To be fair, now that I have delved deeper into the faith-based networks that organised this event (Donald Wiebe). However, this issue goes beyond the academy, and this became obvious when a reporter for a religion-themed program on BBC4 interviewed some of the conference’s speakers. What thankfully doesn’t make it into our few minutes of fame in this radio segment is the interviewer’s clear discomfort with the idea of converging ‘obsessive’ fans and their ‘low brow’ media with ‘devoted’ believers and their ‘respectable’ forms of the divine. “Are they [typical othering language] just crazy?” he asks me of fans, and makes me repeat my answer several times in order to get something “more quippy, less academic”, and, I suppose, more damning to confirm his perception that there are right and wrong forms of meaning-making. Journalists from The Daily Mail also tried (but failed) to get a talking head, so I guess things could have been worse.

Venetia Robertson ready for the conference!
Venetia Robertson ready for the conference!

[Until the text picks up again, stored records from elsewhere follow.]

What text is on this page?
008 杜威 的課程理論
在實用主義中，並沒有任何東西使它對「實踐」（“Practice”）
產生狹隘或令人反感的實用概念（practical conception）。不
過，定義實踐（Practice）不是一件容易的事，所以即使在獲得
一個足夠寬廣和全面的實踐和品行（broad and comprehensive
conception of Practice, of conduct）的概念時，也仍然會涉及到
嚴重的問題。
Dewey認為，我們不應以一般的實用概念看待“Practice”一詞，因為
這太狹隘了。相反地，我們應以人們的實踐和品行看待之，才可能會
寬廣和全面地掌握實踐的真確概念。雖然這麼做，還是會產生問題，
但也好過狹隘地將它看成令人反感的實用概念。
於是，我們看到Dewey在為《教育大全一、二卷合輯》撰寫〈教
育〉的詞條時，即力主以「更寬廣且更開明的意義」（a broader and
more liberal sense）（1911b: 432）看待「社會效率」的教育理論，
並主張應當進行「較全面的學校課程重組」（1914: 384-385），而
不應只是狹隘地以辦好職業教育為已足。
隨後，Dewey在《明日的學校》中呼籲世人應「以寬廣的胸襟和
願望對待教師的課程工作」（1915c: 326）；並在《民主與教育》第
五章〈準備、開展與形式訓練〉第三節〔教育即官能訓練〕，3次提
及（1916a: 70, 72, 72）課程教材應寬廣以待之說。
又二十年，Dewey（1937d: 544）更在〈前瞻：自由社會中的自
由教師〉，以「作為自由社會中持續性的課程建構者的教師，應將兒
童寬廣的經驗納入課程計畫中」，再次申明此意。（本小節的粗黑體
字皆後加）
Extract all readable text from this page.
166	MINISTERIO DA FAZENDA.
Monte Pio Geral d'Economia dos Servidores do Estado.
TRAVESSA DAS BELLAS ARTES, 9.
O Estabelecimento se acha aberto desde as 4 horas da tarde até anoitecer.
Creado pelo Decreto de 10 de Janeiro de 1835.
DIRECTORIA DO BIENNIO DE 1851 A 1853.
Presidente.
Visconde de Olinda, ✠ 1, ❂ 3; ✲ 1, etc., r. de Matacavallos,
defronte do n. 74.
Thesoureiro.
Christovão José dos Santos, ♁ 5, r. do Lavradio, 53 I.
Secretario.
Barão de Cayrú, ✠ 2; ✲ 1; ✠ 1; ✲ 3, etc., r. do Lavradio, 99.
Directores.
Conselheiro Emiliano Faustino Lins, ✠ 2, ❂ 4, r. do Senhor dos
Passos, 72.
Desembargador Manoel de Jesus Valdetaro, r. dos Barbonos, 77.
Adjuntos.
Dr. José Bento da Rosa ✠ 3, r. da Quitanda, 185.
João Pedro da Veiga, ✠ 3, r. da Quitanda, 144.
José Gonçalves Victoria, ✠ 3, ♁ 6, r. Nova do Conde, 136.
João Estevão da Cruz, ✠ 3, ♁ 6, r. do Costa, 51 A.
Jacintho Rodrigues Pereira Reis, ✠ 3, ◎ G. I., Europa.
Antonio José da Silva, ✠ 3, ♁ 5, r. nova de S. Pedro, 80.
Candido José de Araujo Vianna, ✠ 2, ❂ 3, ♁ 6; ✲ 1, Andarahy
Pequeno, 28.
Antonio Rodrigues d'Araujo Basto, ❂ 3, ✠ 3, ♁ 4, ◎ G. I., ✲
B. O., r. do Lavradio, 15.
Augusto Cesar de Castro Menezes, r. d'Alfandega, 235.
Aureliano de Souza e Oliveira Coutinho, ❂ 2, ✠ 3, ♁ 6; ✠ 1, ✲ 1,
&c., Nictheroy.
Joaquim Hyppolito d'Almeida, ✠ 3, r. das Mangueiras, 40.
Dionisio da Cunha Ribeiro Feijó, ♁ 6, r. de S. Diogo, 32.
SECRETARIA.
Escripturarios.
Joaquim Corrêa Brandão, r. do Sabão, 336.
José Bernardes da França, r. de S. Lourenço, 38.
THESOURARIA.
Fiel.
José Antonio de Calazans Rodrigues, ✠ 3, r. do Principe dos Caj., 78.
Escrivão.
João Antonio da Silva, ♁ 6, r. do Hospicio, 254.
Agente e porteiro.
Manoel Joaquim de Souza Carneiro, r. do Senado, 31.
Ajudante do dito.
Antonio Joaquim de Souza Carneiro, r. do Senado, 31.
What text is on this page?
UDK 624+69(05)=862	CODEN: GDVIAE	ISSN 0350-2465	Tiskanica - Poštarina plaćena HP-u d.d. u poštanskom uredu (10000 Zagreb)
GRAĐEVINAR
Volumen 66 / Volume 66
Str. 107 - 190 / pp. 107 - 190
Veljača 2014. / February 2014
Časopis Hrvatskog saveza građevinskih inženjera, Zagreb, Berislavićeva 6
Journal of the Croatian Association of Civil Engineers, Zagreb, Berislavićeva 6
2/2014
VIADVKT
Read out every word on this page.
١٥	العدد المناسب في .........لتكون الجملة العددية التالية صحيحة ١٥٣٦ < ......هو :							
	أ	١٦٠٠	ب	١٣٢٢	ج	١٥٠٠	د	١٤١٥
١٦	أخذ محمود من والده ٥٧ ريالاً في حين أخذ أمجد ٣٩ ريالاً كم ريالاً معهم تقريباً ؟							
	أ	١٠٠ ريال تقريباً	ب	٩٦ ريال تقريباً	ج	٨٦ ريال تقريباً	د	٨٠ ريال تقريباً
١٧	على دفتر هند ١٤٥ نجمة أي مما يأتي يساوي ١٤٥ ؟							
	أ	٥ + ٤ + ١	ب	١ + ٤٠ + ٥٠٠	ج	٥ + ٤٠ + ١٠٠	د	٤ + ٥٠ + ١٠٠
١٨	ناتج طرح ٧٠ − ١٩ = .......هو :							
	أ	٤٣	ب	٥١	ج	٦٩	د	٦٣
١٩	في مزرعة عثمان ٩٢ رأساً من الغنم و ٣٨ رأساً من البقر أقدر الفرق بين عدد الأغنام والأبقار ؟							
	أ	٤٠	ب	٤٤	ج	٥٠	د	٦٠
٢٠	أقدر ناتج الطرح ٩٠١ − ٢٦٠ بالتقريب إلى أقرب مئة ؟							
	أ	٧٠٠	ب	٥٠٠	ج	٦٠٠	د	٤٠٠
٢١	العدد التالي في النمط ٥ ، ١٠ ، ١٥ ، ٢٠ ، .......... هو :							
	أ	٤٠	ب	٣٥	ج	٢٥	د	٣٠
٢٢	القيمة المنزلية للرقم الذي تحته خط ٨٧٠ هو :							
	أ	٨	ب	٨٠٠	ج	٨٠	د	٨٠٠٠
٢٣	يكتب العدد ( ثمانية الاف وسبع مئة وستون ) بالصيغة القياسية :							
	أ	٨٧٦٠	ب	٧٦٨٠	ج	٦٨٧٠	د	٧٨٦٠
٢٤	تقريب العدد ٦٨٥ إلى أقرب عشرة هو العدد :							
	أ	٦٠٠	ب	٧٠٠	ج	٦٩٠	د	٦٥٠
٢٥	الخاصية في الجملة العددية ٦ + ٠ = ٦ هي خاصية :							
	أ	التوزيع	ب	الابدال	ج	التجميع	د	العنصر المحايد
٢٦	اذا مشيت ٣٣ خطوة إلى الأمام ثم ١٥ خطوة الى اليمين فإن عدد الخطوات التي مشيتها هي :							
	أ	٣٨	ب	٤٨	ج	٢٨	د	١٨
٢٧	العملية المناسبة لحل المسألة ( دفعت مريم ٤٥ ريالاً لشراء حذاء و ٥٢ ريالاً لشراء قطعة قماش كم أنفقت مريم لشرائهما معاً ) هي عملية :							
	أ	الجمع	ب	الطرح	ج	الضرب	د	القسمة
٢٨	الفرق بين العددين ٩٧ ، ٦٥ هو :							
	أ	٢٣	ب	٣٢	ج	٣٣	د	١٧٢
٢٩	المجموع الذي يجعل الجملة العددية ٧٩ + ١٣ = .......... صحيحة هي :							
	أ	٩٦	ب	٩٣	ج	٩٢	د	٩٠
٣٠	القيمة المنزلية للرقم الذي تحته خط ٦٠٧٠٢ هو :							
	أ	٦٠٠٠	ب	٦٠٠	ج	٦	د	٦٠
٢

I certainly don’t mean to detract from the importance of making niche areas like fandom and religion studies visible on an international and interdisciplinary scale, or the much-appreciated effort that went in to the organisation and contribution of this conference and its participants: there was indeed a wealth of interesting, useful, and high-quality papers. Nonetheless, as a reflection on the state of popular culture and its integration into multi­-religious studies (not to mention the relevant spheres of civil/quasi/alternative/implicit religion etc.) I feel these criticisms need timely evaluation. And I have some heartening thoughts to that effect: there is a blossoming field of intersectional work on these topics at the moment if one takes the time to look! The promotional material available at Leicester, interestingly, confirmed this, and I include some pictures of it here. I think it’s telling that Joss Whedon studies has had its own journal, Slayage, for over ten years, but to find more journal articles on a vast panoply of religion and fandom junctures you can try the Journal Of Religion And Popular Culture, the classic Journal Of Popular Culture or the newer Transformative Works And Cultures and the Journal of Fandom Studies, whose book reviews keep on top of the most recent additions to this field. This conference also saw the launch of the comprehensive volume, The Routledge Companion to Religion and Popular Culture (which ranges in price between $277 AUD on BookDepository to a whopping $405 at Angus and Robertson), edited by John Lyden and Eric Mazur, as yet another example of the popularity of this topic in contemporary scholarship. I’m also pleased to say that my paper will be a chapter in the forthcoming volume for INFORM/Ashgate, Fiction, Invention, and Hyper-reality: From Popular Culture to Religion (edited by Carole Cusack and Pavol Kosnáč) alongside some brilliant minds exploring the relationship of spirituality to conspiracy theories, Tolkein’s legendarium, Discordianism, with a handful of, yes, practitioner’s accounts, this time from Pagans, Jedis and Dudeists—it’s sure to be a vibrant, diverse, and illuminating contribution to the discussion on fandom and religion.